鍼は続けて施術をする場合、健康保険を使って施術することができます。健康保険を使うことで、自費施術よりも料金を安く抑えることができます。
まとめ
以上のことから、腱鞘炎を治す近道は、症状が現れた原因をしっかりと見極め、改善できるところは改善して、前腕の筋肉に負担がかからない動作を理解することが大切です。
ご自身でいろいろと試しながら、自分にあった改善方法を見つけることが大切です。
腱鞘炎の原因となる筋肉は、前腕の筋肉の中で、6種類程度あります。
腱鞘炎の原因となっている筋肉を見つけ出し、筋肉の繊維に対して垂直でまっすぐに指をあて、筋肉の繊維を傷つけないように、「痛気持ちいい」と感じる快適圧で押してマッサージします。その際に、消炎鎮痛の効果のある塗り薬を塗りながら、炎症が起きている腱鞘の部分も弱い刺激でマッサージします。そうすると、筋肉の緊張が緩和され、腱鞘の炎症が治まり、痛みが軽減されます。

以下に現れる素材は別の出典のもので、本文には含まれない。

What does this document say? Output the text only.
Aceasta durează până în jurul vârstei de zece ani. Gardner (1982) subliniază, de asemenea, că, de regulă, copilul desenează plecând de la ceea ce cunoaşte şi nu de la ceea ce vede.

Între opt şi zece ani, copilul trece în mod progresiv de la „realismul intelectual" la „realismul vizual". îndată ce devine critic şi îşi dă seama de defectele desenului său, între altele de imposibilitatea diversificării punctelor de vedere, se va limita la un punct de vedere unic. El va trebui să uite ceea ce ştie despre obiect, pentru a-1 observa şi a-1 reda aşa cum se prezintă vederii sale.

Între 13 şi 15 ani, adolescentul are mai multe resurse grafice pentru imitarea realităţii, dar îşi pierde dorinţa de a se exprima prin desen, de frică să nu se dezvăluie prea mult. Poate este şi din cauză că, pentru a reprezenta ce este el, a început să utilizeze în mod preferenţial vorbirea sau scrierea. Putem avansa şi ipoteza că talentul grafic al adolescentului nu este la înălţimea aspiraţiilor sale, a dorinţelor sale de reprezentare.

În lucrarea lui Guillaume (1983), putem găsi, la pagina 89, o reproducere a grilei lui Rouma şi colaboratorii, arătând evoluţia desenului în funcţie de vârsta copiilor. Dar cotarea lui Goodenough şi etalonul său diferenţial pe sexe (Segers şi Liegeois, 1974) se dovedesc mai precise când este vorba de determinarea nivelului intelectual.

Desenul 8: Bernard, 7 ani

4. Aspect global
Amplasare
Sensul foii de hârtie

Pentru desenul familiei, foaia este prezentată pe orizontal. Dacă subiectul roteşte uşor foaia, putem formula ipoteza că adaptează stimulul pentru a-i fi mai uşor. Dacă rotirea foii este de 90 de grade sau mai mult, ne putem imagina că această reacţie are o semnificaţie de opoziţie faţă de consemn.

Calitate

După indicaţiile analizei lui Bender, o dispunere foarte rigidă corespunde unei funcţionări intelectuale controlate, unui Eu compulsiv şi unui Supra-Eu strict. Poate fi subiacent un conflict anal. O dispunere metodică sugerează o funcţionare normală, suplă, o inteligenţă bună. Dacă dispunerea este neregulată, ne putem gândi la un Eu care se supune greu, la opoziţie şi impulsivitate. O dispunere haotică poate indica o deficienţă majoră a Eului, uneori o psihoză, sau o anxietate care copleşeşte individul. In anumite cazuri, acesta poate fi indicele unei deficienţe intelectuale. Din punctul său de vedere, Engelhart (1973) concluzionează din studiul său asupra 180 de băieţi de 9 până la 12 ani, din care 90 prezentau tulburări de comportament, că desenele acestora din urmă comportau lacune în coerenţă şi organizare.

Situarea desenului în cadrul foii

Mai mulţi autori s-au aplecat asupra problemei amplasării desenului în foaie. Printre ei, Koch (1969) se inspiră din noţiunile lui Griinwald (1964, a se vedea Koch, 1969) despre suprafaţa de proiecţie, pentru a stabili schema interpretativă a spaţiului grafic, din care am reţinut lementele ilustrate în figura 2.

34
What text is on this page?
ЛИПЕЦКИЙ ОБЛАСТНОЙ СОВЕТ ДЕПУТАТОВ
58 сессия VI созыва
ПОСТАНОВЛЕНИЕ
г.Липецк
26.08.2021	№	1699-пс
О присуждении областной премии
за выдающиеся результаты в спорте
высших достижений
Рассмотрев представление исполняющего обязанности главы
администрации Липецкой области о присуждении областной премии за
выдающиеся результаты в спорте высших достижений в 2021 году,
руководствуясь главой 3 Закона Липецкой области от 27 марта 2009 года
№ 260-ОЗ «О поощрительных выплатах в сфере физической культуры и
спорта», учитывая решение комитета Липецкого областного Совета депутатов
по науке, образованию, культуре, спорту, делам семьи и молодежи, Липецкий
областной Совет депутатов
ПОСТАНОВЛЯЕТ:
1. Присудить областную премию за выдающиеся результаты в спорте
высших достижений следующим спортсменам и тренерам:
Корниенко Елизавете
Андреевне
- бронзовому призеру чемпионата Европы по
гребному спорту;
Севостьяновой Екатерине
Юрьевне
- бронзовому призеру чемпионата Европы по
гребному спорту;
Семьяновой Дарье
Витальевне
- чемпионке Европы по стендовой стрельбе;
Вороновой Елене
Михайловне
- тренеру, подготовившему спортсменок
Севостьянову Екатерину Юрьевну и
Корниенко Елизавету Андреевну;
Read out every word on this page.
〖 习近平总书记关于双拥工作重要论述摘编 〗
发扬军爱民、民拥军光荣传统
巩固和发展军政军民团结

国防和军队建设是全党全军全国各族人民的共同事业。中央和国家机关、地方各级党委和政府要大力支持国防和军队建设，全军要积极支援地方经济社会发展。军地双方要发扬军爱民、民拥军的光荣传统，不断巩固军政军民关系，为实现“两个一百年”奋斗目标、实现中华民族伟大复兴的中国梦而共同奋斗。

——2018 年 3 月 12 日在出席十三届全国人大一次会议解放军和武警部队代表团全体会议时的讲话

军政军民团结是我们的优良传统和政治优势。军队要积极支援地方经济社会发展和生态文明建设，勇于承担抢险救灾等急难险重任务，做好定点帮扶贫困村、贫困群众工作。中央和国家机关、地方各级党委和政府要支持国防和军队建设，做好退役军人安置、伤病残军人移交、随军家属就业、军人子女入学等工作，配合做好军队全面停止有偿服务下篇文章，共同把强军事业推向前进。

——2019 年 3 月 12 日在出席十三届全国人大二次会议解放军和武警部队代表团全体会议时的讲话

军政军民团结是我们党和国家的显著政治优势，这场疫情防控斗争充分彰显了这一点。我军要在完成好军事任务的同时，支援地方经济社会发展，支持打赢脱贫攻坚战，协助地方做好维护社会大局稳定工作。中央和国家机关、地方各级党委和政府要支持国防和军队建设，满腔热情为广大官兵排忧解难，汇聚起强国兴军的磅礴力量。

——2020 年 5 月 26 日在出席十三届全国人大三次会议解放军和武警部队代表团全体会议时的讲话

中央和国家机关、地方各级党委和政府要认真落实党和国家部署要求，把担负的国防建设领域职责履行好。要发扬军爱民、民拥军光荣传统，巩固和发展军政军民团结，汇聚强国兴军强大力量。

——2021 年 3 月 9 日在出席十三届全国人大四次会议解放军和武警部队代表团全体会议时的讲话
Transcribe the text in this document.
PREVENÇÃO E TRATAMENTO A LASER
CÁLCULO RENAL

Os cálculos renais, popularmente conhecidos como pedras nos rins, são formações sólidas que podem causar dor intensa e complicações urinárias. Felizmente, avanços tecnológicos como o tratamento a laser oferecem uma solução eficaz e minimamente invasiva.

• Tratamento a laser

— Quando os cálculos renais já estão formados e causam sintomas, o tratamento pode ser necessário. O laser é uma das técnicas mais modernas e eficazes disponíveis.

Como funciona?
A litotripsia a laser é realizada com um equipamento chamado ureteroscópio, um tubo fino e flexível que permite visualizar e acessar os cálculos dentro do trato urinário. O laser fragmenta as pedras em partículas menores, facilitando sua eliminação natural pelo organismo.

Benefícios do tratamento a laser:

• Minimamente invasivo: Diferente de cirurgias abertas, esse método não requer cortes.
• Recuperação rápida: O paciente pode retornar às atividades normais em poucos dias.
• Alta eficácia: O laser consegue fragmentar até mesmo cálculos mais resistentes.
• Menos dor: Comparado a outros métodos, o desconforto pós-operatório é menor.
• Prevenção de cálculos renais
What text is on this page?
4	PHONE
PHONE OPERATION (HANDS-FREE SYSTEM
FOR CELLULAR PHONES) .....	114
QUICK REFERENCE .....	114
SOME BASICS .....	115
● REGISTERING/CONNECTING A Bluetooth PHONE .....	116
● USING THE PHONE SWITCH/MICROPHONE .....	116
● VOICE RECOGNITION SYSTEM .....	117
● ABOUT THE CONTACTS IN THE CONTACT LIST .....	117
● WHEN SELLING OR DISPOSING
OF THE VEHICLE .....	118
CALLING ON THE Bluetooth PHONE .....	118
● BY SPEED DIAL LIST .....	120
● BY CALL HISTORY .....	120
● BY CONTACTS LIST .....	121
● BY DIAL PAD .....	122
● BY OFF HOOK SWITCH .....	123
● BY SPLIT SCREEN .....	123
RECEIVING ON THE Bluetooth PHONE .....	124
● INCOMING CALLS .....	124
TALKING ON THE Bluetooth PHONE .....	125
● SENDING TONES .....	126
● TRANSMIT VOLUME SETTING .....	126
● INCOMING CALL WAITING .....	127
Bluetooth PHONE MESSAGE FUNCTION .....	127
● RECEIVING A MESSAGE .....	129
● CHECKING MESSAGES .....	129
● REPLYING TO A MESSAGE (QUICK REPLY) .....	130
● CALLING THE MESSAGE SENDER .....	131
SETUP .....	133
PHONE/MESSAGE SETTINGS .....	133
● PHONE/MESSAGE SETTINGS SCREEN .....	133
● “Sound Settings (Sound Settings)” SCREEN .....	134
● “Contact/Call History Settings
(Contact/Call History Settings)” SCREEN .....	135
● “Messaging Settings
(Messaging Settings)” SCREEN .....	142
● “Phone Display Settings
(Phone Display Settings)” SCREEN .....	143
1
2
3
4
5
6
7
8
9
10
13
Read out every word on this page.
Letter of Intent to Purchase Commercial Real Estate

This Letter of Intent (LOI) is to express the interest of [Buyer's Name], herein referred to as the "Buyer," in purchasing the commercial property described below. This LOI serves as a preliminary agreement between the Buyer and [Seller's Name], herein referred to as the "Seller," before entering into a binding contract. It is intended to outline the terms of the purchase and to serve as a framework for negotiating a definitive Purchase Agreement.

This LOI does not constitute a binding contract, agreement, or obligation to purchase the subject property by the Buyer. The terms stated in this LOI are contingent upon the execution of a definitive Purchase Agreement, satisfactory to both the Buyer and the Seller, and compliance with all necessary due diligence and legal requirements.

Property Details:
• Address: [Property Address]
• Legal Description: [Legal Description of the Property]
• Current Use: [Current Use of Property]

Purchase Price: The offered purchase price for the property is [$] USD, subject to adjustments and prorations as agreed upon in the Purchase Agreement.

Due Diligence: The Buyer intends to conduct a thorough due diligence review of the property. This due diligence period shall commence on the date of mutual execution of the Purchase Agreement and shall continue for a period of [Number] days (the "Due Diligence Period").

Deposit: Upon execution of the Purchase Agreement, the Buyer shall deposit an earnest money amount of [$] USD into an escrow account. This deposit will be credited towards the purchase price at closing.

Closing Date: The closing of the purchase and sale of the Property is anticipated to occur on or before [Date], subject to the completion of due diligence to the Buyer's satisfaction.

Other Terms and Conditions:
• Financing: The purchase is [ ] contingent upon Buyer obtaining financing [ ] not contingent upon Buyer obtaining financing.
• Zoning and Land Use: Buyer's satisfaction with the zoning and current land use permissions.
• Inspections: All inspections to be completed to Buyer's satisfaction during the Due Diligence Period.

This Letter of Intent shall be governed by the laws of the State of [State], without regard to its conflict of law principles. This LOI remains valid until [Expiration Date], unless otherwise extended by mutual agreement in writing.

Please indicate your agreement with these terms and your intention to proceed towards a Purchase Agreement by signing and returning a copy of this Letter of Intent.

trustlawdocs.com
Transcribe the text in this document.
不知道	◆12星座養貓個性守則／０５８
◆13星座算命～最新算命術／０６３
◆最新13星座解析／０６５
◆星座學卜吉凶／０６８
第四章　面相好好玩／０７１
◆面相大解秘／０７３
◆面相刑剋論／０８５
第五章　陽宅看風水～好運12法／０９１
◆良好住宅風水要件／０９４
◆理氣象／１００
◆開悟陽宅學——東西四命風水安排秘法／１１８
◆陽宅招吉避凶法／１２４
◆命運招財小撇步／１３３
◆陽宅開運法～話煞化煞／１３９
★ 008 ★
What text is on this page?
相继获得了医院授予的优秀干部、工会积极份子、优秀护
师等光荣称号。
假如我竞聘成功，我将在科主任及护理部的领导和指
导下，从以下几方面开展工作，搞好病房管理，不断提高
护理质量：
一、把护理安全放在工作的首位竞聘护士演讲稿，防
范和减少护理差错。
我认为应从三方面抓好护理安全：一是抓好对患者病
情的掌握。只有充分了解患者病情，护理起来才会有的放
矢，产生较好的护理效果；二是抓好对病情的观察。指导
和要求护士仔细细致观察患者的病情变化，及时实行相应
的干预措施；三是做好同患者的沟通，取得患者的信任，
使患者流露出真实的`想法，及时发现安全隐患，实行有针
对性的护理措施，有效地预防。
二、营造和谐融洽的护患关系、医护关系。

また、腱鞘の炎症が強く、手関節の可動域制限が強い場合は、手関節の骨と骨の間を広げるようにして、少し痛みがでるくらいの範囲まで手関節を動かす運動療法を行います。そうすると、腱鞘の中を通る腱の動きが良くなり、腱鞘の炎症が治まり、手関節の動きがスムーズになり、痛みが軽減されます。
施術の頻度は症状によって異なります。
炎症が強い場合は、アイシングをして熱感や腫れを抑えます。
痛みと可動域制限が強く、熱感や腫れなどの炎症が強い場合は、テーピングをします。
整体・マッサージだけでも効果はありますが、鍼が苦手でなければ、整体・マッサージと鍼を併用して施術をするとより効果があります。